"Our study shows that 'crystal fusion' is a mature technology with considerable commercial potential," says Yaron Danon, associate professor of mechanical, aerospace, and nuclear engineering at Rensselaer Polytechnic Institute.
At the device’s heart are two opposing "pyroelectric" crystals that create a strong electric field when heated or cooled. The device is filled with deuterium gas from which the electric field rips electrons, creating deuterium ions and accelerating them into a deuterium target on one of the crystals. When the particles smash into the target, neutrons are emitted, which is the telltale sign that nuclear fusion has occurred, according to Danon.
A research team of UCLA reported on a similar apparatus in 2005, but two important features distinguish the new device: "Our device uses two crystals instead of one, which doubles the acceleration potential," says Jeffrey Geuther, a graduate student in nuclear engineering at Rensselaer and lead author of the paper. "And our setup does not require cooling the crystals to cryogenic temperatures – an important step that reduces both the complexity and the cost of the equipment."

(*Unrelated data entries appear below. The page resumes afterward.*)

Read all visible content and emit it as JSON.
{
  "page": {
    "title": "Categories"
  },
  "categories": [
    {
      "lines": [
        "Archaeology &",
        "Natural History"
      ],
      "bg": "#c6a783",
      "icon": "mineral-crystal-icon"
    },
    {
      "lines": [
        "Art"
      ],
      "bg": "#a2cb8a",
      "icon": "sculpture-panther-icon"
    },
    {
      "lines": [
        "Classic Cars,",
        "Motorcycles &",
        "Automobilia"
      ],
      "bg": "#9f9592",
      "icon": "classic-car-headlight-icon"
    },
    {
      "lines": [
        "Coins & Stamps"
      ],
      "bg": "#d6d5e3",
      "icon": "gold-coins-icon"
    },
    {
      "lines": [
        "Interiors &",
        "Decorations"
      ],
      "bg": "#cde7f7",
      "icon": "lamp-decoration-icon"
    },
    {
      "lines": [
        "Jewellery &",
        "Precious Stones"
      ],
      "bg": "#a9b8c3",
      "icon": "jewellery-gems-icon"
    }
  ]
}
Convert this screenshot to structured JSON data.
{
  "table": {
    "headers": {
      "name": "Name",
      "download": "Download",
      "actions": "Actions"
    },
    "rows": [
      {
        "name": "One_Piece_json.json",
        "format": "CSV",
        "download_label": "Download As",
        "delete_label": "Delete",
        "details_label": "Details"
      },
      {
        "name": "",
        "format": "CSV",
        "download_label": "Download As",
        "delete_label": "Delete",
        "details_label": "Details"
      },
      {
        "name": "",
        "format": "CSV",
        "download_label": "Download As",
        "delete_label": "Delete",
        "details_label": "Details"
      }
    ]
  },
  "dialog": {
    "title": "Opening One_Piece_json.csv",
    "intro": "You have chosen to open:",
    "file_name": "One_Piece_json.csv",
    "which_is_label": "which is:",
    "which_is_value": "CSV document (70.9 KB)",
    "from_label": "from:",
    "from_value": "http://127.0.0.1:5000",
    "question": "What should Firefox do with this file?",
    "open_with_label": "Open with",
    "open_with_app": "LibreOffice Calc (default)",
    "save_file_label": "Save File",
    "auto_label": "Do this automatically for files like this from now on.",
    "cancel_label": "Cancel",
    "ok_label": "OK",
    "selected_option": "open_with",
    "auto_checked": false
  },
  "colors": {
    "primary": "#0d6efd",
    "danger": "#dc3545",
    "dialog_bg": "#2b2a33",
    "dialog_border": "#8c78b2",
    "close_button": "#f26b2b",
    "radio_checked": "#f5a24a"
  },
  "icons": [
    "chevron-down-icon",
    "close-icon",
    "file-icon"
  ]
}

The new study also verified the fundamental physics behind the original experiment. This suggests that pyroelectric crystals are in fact a viable means of producing nuclear fusion, and that commercial applications may be closer than originally thought.
"Nuclear fusion has been explored as a potential source of power, but we are not looking at this as an energy source right now," Danon says. Rather, the most immediate application may come in the form of a battery-operated, portable neutron generator. Such a device could be used to detect explosives or to scan luggage at airports, and it could also be an important tool for a wide range of laboratory experiments.